Marine Le Pen: long-term strategy |
EXTRACT: More generally, Marine Le Pen appears to have something approximating a long-term strategy - unlike her father and former FN president, Jean-Marie, who would chase a prejudice, no matter where it took him. She is attempting the ‘de-demonisation’ of the FN - in that way, she hopes, it will eventually be regarded by the majority of the population as a mainstream and ‘respectable’ party. This strategy involves, for instance, distancing herself from her father’s more explicitly racist remarks and excruciating anti-Semitic puns. She still rails against the effects of “globalisation” and “financialisation”, but the anti-Jewish undertones of this are now unspoken. She claims to be hostile to the idea of French Jews moving to Israel - explaining that for the “Zionistic” FN, “the Jews of France are Frenchmen, they’re at home here and they must stay here and not emigrate”.

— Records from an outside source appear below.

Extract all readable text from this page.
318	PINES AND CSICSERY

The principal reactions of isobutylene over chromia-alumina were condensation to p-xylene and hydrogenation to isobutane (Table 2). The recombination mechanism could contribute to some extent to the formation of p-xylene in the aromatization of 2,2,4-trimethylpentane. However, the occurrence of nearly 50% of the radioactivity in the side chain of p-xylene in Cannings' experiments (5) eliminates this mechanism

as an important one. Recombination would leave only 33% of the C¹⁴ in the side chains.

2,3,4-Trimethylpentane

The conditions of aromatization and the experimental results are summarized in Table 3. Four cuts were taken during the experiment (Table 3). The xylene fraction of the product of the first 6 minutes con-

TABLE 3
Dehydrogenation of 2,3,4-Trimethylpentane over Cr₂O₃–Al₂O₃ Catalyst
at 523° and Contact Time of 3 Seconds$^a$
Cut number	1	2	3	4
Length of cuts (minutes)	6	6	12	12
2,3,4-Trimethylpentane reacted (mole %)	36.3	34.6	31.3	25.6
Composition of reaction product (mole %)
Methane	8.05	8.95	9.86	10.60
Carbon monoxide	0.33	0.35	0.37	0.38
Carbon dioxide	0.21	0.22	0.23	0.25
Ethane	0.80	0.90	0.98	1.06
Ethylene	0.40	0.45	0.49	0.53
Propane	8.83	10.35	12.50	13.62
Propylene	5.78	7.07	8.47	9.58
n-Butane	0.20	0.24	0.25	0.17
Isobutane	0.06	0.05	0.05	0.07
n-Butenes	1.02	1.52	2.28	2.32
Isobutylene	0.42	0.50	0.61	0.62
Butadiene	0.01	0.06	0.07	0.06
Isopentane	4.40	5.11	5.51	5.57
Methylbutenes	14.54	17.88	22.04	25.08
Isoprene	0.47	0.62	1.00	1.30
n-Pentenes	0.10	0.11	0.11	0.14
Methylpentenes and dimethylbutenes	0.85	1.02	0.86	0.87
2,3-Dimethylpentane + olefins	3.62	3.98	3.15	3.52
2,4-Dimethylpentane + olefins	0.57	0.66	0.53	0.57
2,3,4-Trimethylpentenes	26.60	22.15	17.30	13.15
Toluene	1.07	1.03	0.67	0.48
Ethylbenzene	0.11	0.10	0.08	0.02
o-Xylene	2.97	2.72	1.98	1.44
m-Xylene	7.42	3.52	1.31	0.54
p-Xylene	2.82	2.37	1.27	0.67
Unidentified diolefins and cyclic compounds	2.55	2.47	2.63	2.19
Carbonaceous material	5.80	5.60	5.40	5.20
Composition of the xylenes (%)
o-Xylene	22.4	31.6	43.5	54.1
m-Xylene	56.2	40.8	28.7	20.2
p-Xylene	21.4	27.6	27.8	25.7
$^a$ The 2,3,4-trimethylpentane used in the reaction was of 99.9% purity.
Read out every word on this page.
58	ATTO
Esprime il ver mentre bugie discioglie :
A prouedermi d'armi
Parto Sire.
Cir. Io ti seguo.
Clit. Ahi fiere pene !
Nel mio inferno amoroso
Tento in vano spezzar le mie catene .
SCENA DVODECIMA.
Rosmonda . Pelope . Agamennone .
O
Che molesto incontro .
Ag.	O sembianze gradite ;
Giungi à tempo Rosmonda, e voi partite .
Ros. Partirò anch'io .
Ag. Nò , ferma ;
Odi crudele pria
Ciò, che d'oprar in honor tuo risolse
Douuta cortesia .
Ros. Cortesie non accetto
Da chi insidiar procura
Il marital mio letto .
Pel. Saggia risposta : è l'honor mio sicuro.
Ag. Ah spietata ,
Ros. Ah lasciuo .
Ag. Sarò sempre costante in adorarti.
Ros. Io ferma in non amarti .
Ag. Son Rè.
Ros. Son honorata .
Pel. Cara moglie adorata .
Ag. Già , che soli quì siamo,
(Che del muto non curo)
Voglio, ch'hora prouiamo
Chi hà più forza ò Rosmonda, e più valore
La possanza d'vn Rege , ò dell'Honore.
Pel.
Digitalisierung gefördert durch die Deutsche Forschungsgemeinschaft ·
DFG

She wants to appear a modern and democratic politician on the side of ‘ordinary folks’, with her heavy emphasis on ‘bread and butter’ issues. At the same time, there are the very familiar FN themes - campaigning for France to quit the euro zone and indeed the European Union altogether, for example. She portrays her party as the defender - if not the incarnation - of ‘law and order’, agitating for a referendum on whether to reinstate capital punishment, which was abolished in 1981 (the electorate would be presented with a choice between restoring the death penalty and introducing life imprisonment without parole). Le Pen is resolutely opposed to same-sex marriage, euthanasia and abortion, and, of course, fulminates against ‘unchecked’ immigration and the ‘threats’ posed by multiculturalism and communitarianism.